Once your base color is applied, you can vary the color intensity and shading by using the other layering paints. Shadows are easily applied using washes, which are very transparent, thinned out paints designed to run into the recesses and crevices of the model creating darker shades.
Lighter versions of the base color can be used on the edges to apply highlights. There are a couple of techniques that are used for highlights, but one of the most common one is dry brushing. Use a fairly blunt brush, dip it into a paint, then remove most of the paint by dabbing it on a paper towel. with the paint nearly dry on the brush, you lightly “dust” the surface, and all the raised areas will pick up just enough paint to look like a highlight or edge reflection.

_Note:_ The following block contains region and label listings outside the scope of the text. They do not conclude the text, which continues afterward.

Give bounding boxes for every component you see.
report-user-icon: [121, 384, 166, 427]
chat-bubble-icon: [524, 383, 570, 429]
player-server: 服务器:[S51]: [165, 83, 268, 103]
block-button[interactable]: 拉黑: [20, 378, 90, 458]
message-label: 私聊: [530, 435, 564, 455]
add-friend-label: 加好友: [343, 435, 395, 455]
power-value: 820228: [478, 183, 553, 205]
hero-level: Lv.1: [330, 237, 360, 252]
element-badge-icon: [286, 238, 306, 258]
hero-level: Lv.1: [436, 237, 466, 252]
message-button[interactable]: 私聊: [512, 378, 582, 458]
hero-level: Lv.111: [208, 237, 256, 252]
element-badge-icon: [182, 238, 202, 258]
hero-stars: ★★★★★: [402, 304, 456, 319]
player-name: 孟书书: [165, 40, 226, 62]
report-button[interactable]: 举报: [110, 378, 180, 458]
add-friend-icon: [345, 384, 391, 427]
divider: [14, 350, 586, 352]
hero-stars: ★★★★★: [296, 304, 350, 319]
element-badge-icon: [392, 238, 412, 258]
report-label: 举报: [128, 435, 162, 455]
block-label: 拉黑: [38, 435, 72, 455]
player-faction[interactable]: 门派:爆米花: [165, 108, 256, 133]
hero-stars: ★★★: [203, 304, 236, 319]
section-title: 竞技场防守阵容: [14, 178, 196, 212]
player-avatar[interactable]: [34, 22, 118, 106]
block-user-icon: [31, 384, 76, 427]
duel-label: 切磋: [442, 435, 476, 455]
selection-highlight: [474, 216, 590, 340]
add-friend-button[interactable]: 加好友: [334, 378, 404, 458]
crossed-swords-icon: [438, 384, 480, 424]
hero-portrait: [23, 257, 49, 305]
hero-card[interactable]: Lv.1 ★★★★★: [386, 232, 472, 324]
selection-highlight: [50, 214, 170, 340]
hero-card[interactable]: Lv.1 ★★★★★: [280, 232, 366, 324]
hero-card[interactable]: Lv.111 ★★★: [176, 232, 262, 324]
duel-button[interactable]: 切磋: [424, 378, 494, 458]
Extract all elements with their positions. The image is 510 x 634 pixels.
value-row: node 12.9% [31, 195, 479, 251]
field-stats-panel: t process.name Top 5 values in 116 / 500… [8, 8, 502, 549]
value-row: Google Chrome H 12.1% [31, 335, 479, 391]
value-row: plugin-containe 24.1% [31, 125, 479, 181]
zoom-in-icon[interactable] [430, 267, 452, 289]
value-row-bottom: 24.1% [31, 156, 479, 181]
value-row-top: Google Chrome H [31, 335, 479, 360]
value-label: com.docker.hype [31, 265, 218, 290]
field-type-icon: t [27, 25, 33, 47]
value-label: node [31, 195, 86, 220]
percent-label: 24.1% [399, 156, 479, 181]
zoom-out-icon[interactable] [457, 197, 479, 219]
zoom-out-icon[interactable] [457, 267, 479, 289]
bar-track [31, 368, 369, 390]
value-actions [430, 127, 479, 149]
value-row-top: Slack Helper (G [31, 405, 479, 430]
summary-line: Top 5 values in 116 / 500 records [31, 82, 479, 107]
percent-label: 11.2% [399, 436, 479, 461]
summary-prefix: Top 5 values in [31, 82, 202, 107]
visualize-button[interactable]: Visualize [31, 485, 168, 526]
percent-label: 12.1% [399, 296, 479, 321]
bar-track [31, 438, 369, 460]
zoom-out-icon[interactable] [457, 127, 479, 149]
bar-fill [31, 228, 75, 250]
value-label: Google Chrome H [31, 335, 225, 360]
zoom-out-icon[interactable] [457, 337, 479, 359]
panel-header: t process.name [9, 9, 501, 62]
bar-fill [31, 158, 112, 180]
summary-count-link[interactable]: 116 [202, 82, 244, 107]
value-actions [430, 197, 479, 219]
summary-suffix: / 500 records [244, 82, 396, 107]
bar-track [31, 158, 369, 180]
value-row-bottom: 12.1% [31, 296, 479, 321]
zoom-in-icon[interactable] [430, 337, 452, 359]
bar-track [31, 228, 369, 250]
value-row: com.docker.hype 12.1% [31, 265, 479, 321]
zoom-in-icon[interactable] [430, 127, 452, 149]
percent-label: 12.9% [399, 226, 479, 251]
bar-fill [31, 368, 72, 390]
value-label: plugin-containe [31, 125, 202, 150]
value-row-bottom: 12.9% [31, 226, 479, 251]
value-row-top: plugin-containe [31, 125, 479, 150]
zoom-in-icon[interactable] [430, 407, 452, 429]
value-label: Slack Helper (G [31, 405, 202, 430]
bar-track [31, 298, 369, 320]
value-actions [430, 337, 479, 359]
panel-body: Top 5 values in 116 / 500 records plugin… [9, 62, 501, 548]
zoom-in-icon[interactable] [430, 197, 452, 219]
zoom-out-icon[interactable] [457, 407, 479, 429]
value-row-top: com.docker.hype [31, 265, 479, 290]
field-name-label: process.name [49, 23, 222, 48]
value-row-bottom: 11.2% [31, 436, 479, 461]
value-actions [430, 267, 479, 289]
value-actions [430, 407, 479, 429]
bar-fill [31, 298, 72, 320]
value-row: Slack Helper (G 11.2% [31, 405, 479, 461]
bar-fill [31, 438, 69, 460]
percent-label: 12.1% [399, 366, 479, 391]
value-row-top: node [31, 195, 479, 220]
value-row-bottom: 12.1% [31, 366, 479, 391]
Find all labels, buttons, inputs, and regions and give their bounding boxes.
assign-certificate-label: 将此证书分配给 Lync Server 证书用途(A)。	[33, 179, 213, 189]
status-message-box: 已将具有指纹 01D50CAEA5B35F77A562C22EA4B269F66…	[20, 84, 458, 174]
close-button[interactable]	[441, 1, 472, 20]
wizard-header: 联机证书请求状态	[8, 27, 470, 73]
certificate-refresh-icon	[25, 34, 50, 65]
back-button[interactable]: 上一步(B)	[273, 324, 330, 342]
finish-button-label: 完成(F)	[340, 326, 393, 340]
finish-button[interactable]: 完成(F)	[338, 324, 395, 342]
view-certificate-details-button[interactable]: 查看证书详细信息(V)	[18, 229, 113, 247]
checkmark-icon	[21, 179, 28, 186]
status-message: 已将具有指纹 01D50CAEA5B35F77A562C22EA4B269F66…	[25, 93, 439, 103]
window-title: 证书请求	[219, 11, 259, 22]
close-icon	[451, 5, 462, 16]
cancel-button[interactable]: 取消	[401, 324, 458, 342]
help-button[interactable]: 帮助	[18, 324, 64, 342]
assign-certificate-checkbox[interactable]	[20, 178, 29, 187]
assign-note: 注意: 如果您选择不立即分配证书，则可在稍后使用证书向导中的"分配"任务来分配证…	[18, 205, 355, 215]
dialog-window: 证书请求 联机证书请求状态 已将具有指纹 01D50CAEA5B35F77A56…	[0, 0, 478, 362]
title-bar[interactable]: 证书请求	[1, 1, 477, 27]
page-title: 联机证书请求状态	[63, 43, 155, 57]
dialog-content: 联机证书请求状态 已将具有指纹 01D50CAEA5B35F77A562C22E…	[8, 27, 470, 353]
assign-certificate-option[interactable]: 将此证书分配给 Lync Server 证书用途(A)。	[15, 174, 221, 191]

Citadel/Games Workshop has done hundreds of YouTube videos showing how to paint their models. Check them out under “Warhammer TV”
Good luck, and don’t get discouraged if the first models don’t look that great. It takes time to get it right.
I’ve painted a number of resin miniatures/models between designs I’ve created and printed on my Form 2 in addition to purchasing miniatures that were printed on an SLA printer by the seller.
I’ve found that traditional model painting techniques such as airbrushing, color washes for details, masking out markings and so forth have been very useful for larger mechanical designs. Luckily, there are tons of YouTube videos covering model painting techniques much like the miniature painting tips mentioned above.
I have a series of blog posts that have covered the creation process of some models from original concept art through painting the finished models that you might find useful. Here’s the first one in case you’re interested:
I have a similar question. I am happy with the primer and don’t wish to paint over it. Can I put a matte sealer straight over primer? Or is that a no no for some reason?
You should definitely be able to put a matte sealant over the primer to protect it. You will find that gloss sealants typically provide a thicker, more protective coat. You may want to consider sealing it with gloss first, letting that dry completely, then applying another coat of something like Testor’s DullCote to knock down the shine.